We study the decomposition of zero-dimensional persistence modules, viewed as functors valued in the category of vector spaces factorizing through sets. Instead of working directly at the level of vector spaces, we take a step back and first study the decomposition problem at the level of sets. This approach allows us to define the combinatorial notion of rooted subsets. In the case of a filtered metric space $M$, rooted subsets relate the clustering behavior of the points of $M$ with the decomposition of the associated persistence module. In particular, we can identify intervals in such a decomposition quickly. In addition, rooted subsets can be understood as a generalization of the elder rule, and are also related to the notion of constant conqueror of Cai, Kim, M\'emoli and Wang. As an application, we give a lower bound on the number of intervals that we can expect in the decomposition of zero-dimensional persistence modules of a density-Rips filtration in Euclidean space: in the limit, and under very general circumstances, we can expect that at least 25% of the indecomposable summands are interval modules.

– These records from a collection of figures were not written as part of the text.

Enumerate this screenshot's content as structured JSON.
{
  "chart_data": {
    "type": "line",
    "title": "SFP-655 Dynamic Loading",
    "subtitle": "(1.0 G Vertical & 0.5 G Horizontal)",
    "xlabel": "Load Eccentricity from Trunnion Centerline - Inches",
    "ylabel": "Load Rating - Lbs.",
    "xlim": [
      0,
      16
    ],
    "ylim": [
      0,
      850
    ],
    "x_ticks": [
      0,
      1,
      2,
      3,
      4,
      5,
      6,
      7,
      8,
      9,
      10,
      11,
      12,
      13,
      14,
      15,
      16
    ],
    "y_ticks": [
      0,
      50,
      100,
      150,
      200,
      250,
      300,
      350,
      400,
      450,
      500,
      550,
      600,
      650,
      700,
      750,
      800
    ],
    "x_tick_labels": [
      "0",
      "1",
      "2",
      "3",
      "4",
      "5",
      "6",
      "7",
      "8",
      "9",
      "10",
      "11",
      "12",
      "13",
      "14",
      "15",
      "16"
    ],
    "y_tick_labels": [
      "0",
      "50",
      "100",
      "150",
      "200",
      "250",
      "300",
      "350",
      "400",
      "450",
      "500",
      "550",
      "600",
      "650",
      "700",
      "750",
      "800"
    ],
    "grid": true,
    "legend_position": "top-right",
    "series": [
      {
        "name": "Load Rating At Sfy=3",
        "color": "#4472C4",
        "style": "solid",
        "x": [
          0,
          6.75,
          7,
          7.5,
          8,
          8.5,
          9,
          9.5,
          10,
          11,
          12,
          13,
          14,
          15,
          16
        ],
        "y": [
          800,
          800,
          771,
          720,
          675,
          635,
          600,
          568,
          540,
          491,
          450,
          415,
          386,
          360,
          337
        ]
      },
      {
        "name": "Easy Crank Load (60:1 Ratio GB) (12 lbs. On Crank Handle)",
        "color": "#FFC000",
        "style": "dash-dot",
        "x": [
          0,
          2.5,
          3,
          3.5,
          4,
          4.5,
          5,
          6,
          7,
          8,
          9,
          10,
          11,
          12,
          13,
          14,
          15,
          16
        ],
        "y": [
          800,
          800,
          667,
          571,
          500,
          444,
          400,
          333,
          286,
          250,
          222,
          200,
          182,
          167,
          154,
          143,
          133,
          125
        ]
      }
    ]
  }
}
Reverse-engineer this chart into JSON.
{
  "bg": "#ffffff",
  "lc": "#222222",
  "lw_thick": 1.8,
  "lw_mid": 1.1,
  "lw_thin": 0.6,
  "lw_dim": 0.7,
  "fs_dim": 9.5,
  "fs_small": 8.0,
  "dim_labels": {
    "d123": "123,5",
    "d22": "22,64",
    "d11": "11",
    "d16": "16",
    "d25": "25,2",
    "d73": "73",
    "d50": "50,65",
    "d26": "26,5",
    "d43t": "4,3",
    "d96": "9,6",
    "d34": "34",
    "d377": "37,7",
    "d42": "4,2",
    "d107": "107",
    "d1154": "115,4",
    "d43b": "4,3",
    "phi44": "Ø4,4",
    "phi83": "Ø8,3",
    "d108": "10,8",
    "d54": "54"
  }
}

翻译：我们研究零维持久模块的分解，将其视为通过集合因子化的向量空间范畴中的函子。并非直接在向量空间层面处理，而是退一步，首先在集合层面研究分解问题。这一方法使我们能够定义根子集的组合概念。在过滤度量空间 $M$ 的情形下，根子集将 $M$ 中点的聚类行为与相关持久模块的分解联系起来。特别地，我们可以快速识别此类分解中的区间。此外，根子集可理解为长者规则（elder rule）的推广，并与Cai、Kim、Mémoli及Wang提出的恒定征服者（constant conqueror）概念相关。作为应用，我们给出了欧几里得空间中密度-Rips过滤的零维持久模块分解中预期区间数量的下界：在极限条件下且非常一般的情况下，可预期至少有25%的不可分解和项为区间模块。